Seis meses depois de ter sido multado em 476 mil euros, a boa nova: o português que lidera o Lloyds Bank Group vai receber um bónus de um milhão de euros pelo desempenho que teve à frente do banco britânico. O prémio de Horta Osório está ainda dependente de alguns pontos, como a venda da fatia de 9% que o Estado ainda detém na instituição. Ainda assim, a “disciplina” com que tem conduzido a gestão do banco foi avaliada em mais um milhão.

Um dos analistas britânicos que acompanha o desempenho do Lloyds Bank explicou ao Observador que o trilho traçado pelo português de 52 anos tem sido fundamental na direção assumida pelo banco. “Ele percebeu claramente que a vida estava a mudar e foi muito rápido a reestruturar o grupo”, afirmou. Já outro analista destaca a “disciplina”, a “simplicidade” e a “facilidade” da estratégia que decidiu adotar.
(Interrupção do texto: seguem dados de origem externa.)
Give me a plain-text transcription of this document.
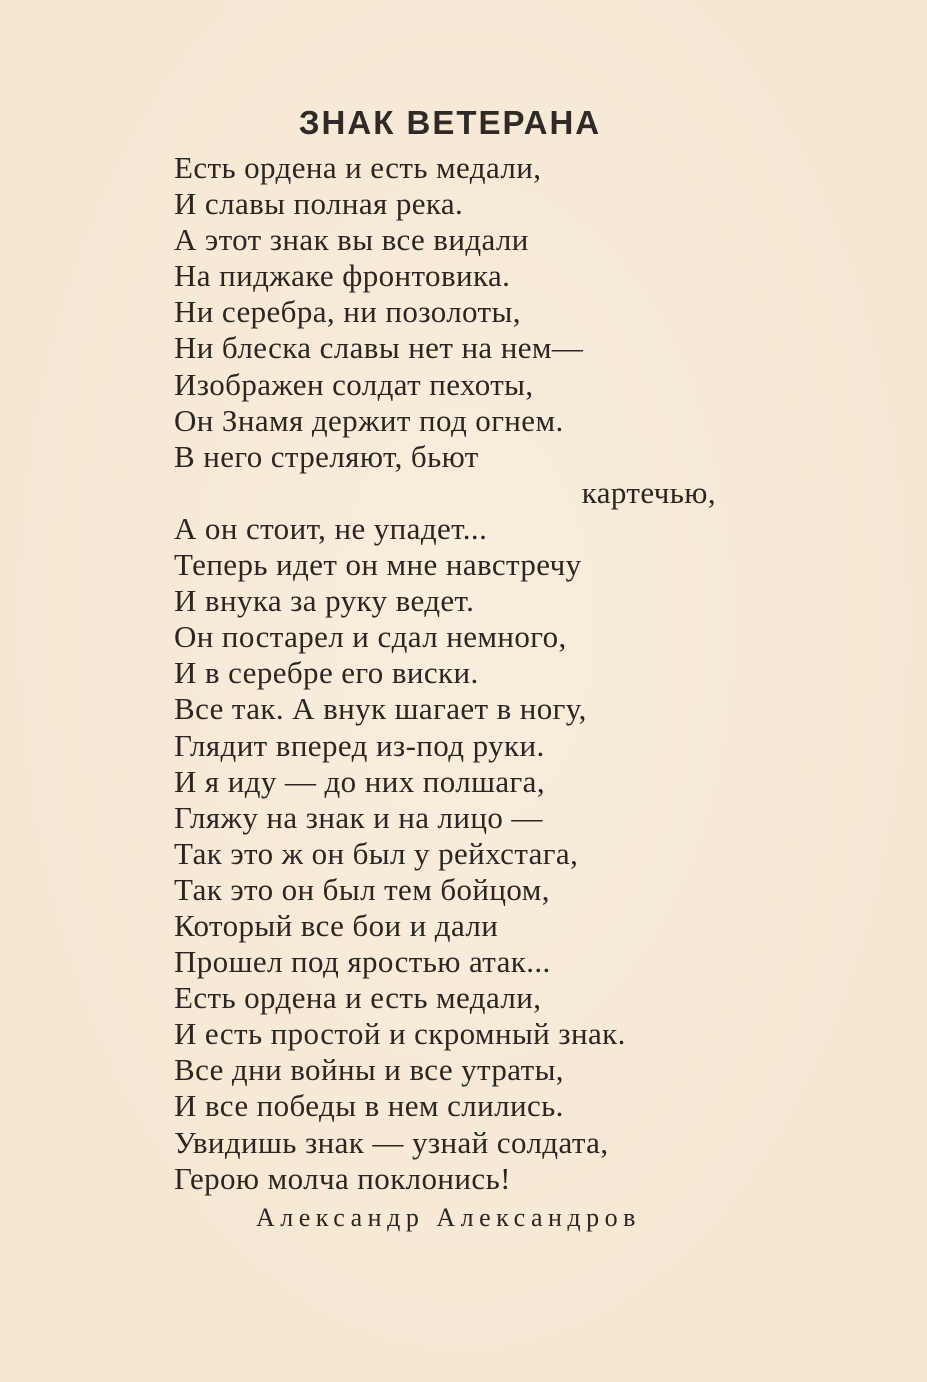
ЗНАК ВЕТЕРАНА
Есть ордена и есть медали,
И славы полная река.
А этот знак вы все видали
На пиджаке фронтовика.
Ни серебра, ни позолоты,
Ни блеска славы нет на нем—
Изображен солдат пехоты,
Он Знамя держит под огнем.
В него стреляют, бьют
картечью,
А он стоит, не упадет...
Теперь идет он мне навстречу
И внука за руку ведет.
Он постарел и сдал немного,
И в серебре его виски.
Все так. А внук шагает в ногу,
Глядит вперед из-под руки.
И я иду — до них полшага,
Гляжу на знак и на лицо —
Так это ж он был у рейхстага,
Так это он был тем бойцом,
Который все бои и дали
Прошел под яростью атак...
Есть ордена и есть медали,
И есть простой и скромный знак.
Все дни войны и все утраты,
И все победы в нем слились.
Увидишь знак — узнай солдата,
Герою молча поклонись!
Александр Александров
António Horta Osório lidera o segundo maior banco britânico (nasceu da fusão dos bancos Lloyds TSB e HBOS) desde novembro de 2010 — quase dois anos depois de ter sido resgatado pelo Estado, que ficou a controlar 43,4% da instituição. Hoje, é apontado pelo The Guardian como uma das 11 figuras da economia mundial que vai enfrentar os maiores desafios de 2016: conseguir vender a fatia que o Estado ainda detém no banco, nos próximos três anos.

O que fez Horta Osório para conseguir um bónus de um milhão de euros?

Reduziu mercados e focou-se no retalho

Quando chegou à liderança do banco, Horta Osório viu-se confrontado com uma dívida de 384 mil milhões de euros e a instituição estava presente em 30 países. Hoje, opera em apenas seis, através das marcas Lloyds Bank, Halifax, Bank of Scotland e Scottish Widows. Cerca de 95% das operações do Lloyds Bank acontecem no mercado britânico.

PUB • CONTINUE A LER A SEGUIR

Reduzindo a dispersão geográfica, reduziu também o foco do negócio, direcionando a atividade para o crédito a consumidores, a empresas pequenas (deixando os negócios de maior dimensão de lado) e promovendo soluções para a reforma. Ou seja, para fazer crescer as receitas do banco, optou por aumentar os empréstimos hipotecários.

Apesar de achar que esta escolha “não faz muito sentido”, um dos analistas financeiros contactado pelo Observador afirma que Horta Osório fez um “ótimo trabalho ao simplificar a estratégia do Lloyds”, diminuindo a dispersão de mercados em que estava presente e focando-se na banca de retalho e comercial do Reino Unido.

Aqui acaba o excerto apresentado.